Los exdiputados del Partido Liberal Independiente (PLI) seguirán considerándose legisladores hasta el próximo 10 de enero de 2017, y mantendrán su lucha política contra el gobierno de Daniel Ortega, fuera de la Asamblea Nacional.
Los 28 diputados destituidos recibieron 779 mil votos equivalentes al 31 por ciento de la votación en las elecciones generales de 2011, y a pesar de eso fueron destituidos por el Consejo Supremo Electoral (CSE), institución controlada por el Frente Sandinista de Liberación Nacional (FSLN).
El exdiputado Armando Herrera Maradiaga, originario de Somoto (Madriz), dijo que nunca ha dejado de practicar su profesión de médico gineco-obstetra y ahora que ya no tiene que llegar a la asamblea, va a seguir siendo activista político contra el gobierno de Ortega, representando el voto que lo eligió.
“No me voy a apartar de la política hasta el día que Nicaragua tenga una democracia pura, republicana y representativa, y que aquí no haya rasgos de dictadores, ni represión”, dijo Herrera. Herrera manifestó que se va a mantener en Somoto, acompañando la lucha de los campesinos.
SE RETIRA CON LA FRENTE EN ALTO
Boanerges Matus Lazo, otro de los destituidos, es originario de San Pedro de Lóvago (Chontales), y asegura que seguirá en la lucha, trabajando en su localidad con la base del antiguo PLI que se opone a este gobierno.
“Me voy de la asamblea con la frente en alto y con los ojos abiertos. No tengo cola que me pisen, no le tengo miedo a nadie en este país. Lo que hicieron fue una ilegalidad”, expresó Matus.

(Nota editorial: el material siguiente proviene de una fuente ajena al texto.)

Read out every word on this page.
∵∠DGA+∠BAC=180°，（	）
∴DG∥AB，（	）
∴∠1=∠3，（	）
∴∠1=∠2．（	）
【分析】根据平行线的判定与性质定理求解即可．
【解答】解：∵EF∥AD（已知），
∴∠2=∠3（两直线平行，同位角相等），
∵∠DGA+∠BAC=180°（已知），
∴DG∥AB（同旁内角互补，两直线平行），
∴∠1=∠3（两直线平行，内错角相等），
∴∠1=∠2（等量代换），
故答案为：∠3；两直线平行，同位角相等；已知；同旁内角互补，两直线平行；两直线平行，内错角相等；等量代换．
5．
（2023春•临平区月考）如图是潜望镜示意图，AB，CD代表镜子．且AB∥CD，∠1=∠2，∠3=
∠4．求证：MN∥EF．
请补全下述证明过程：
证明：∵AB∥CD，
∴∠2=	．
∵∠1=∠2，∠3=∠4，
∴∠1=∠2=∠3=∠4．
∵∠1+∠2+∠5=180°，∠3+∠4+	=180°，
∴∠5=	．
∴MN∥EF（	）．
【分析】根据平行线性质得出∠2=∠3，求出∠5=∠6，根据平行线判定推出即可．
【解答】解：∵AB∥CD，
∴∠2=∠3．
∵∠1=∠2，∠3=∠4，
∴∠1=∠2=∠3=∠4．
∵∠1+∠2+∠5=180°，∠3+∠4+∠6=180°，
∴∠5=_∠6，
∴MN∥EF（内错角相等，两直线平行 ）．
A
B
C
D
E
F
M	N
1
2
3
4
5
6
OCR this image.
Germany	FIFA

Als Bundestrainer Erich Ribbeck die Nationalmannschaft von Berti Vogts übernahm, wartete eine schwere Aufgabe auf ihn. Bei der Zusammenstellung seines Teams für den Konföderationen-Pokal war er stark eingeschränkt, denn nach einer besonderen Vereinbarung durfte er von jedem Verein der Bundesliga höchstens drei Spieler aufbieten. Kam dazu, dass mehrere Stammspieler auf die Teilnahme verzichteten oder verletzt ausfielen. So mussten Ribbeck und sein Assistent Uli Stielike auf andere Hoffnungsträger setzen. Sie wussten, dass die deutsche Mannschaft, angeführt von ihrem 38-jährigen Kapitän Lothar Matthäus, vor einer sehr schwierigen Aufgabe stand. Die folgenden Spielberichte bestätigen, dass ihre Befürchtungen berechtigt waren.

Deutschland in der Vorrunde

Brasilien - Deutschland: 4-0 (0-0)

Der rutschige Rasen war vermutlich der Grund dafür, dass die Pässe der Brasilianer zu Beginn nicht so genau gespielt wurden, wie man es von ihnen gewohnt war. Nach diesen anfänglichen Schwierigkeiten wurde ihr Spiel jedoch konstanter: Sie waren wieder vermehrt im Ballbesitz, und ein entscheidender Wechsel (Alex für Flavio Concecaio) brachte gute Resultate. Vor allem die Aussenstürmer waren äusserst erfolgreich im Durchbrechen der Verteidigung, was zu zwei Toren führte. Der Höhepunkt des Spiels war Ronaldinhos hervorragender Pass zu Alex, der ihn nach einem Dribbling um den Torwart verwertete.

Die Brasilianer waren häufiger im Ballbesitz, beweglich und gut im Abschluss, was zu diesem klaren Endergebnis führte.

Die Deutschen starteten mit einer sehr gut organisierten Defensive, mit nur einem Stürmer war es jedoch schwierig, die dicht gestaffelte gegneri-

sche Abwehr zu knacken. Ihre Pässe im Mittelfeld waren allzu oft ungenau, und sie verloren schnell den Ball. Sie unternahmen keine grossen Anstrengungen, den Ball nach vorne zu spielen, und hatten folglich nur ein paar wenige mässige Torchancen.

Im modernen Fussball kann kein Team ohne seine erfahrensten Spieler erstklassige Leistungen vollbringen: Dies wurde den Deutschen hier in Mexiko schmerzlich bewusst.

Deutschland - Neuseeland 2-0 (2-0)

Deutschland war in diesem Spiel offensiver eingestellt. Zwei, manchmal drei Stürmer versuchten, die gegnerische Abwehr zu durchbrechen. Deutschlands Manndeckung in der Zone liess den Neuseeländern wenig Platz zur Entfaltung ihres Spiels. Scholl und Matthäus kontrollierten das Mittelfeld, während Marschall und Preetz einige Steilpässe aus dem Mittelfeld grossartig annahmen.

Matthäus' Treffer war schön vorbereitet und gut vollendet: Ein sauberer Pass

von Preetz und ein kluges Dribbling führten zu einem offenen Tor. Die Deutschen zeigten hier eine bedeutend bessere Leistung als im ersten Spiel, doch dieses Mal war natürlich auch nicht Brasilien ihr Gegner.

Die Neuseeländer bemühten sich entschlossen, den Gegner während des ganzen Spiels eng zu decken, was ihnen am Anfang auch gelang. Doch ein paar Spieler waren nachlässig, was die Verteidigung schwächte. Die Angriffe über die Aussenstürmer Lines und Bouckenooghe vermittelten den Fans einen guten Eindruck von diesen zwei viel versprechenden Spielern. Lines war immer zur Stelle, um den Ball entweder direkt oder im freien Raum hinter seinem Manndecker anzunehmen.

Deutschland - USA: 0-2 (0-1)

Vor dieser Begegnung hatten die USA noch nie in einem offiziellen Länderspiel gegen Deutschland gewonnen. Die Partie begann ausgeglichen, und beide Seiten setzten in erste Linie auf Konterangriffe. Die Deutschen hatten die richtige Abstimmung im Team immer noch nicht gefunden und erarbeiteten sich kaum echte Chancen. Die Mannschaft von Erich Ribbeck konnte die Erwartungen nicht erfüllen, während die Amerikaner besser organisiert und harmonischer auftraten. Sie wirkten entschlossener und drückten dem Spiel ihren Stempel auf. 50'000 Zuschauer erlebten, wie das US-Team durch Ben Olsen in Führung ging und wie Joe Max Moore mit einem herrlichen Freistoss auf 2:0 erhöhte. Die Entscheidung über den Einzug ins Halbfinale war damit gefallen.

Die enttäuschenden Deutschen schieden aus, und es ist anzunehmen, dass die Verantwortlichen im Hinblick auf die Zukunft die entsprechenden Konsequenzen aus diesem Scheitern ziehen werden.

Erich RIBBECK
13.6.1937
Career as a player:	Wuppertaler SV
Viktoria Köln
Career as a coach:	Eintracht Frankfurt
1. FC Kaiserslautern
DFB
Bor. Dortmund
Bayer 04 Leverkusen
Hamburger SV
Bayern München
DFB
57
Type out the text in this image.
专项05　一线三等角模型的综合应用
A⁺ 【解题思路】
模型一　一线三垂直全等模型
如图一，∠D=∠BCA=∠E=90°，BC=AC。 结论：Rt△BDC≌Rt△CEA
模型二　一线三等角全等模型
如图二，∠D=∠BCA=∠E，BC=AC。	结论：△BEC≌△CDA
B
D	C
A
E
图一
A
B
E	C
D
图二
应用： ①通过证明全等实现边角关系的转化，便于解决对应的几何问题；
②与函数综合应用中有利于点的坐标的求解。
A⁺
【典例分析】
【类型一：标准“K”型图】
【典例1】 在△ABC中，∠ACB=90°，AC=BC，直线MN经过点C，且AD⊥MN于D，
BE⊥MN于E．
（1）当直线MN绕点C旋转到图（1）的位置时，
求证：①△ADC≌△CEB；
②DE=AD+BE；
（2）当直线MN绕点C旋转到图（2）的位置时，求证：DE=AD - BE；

Matus dijo que quienes deberían de sentir vergüenza son los diputados del FSLN, por ser producto de un fraude electoral.
El exdiputado seguirá luchando por el retorno de la institucionalidad, porque “como dicen en mi tierra: ‘No hay carne dura a fuego lento’”.
Matus es ingeniero agrónomo, ganadero, gallero, apasionado por los caballos y cada año participa de la organización de los Hípicos en las fiestas patronales de Santo Domingo de Guzmán, en Managua.
El exdiputado Francisco Valdivia Martínez, de Masaya, dijo que la destitución es un nuevo comienzo para otra forma de luchar en demanda de los derechos de los ciudadanos.
“Tenemos un mandato popular, un mandato de las bases y es por eso que vamos a seguir firmes en la lucha”, dijo Valdivia, administrador de empresa y ganadero, también.
UNA TREGUA POLÍTICA
Pedro Joaquín Chamorro Barrios dice ser realista: no va a seguirse considerando diputado si ya le arrebataron esa condición. Sin embargo, está claro de que los nicaragüenses votaron por él para ser legislador por cinco años, y su período debía terminar el 10 de enero del próximo año, o en todo caso el pueblo que lo eligió lo tenía que destituir. Chamorro Barrios se dedicará a su familia, a pasar más tiempo con su mamá, Violeta Barrios de Chamorro, a quien llega a visitar con frecuencia.
DESTITUCIÓN DE DIPUTADOS
Dieciséis diputados propietarios y 12 suplentes fueron destituidos por no reconocer la sentencia 299 de la Sala Constitucional de la Corte Suprema de Justicia (CSJ), que en junio le quitó la representación legal del Partido Liberal Independiente (PLI) a Eduardo Montealegre y se la otorgó a Pedro Reyes.
El PLI que encabezaba Montealegre participó en las elecciones generales de 2011, en las que ese partido obtuvo casi 779 mil votos, o sea, 31 por ciento de la votación.
Las decisiones que desde junio vienen tomando la Corte Suprema, el Consejo Supremo Electoral y la Asamblea Nacional, todos bajo el control del presidente inconstitucional Daniel Ortega, en esencia eliminan la voluntad a favor de esos diputados expresada en las urnas por esos 779 mil nicaragüenses.